Related link: http://csis.pace.edu/~bergin/patterns/ppoop.html

Quick; write a small program that detects the user’s OS and prints a one-line report about it. Choose whichever language you prefer. Done? Good.

Give yourself ten points if it works on Windows systems and Unix systems. Give youself five more points if it detects Mac OS X as a separate OS. (Give yourself a pat on the back if it prefers Unix to Windows — there are no extra points here, but you’re clearly on the right track.)

How many design patterns did you use? None? Sorry, you fail….

Okay, so the article presents a stupid little example and then tries to explain object oriented design, design patterns, and maintainability by asking one of the most persistently silly questions in programming today: What if the problem changes in the future?.

Supposedly, that justifies taking a working (if naive) Java program and breaking it into no less than seven files as well as using the Factory and Singleton patterns.

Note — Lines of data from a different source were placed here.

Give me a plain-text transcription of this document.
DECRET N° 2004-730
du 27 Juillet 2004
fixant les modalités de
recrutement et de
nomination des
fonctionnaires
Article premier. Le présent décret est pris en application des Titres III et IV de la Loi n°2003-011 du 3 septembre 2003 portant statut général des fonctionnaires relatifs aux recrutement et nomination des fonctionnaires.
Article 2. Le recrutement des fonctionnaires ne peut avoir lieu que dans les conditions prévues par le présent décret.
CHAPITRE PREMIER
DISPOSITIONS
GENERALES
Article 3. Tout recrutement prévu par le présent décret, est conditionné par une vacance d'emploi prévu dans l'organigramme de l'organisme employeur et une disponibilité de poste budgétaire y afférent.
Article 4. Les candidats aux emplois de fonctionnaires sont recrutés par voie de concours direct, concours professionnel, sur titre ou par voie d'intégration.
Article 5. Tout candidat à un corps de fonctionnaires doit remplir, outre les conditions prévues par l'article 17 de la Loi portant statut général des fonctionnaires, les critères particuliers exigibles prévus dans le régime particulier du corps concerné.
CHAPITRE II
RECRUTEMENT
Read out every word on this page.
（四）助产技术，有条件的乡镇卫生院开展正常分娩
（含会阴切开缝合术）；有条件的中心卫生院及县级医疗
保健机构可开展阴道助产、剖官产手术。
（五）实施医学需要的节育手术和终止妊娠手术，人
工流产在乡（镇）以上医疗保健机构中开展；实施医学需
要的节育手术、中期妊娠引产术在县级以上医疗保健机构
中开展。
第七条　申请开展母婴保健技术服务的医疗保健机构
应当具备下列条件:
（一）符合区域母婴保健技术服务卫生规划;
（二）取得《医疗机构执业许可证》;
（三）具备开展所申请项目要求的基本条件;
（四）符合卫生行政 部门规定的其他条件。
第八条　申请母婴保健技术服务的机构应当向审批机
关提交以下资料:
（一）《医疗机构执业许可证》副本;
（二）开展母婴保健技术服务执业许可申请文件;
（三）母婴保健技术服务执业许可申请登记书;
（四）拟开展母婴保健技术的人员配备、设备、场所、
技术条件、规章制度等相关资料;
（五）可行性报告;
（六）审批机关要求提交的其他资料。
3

Oh, and there’s also separation of the display layer.

Sure, you may need to add a new operating system later. That may involve writing some code. Look at the code that adds the Mac OS X logic, though. It’s two-thirds the size of the original, naive attempt!

If you’d used a data-driven approach, maybe using a hash table, you’d likely be solving the next real problem by now.

Being a good programmer requires having a good set of tools. Object orientation and design patterns certainly qualify. Unlike the silly test above, though, you don’t lose points if you don’t use them all the time.

It’s far better to ask does this code solve the real problem? and is this code sufficiently factored and tested that I can change it when needed?. Remember, maintainability is as much about not having unnecessary code in the way as it is about having clean, well-designed code.

I could just be making a big deal out of a stupid example, but SEVEN classes? Does that seem like overkill to you?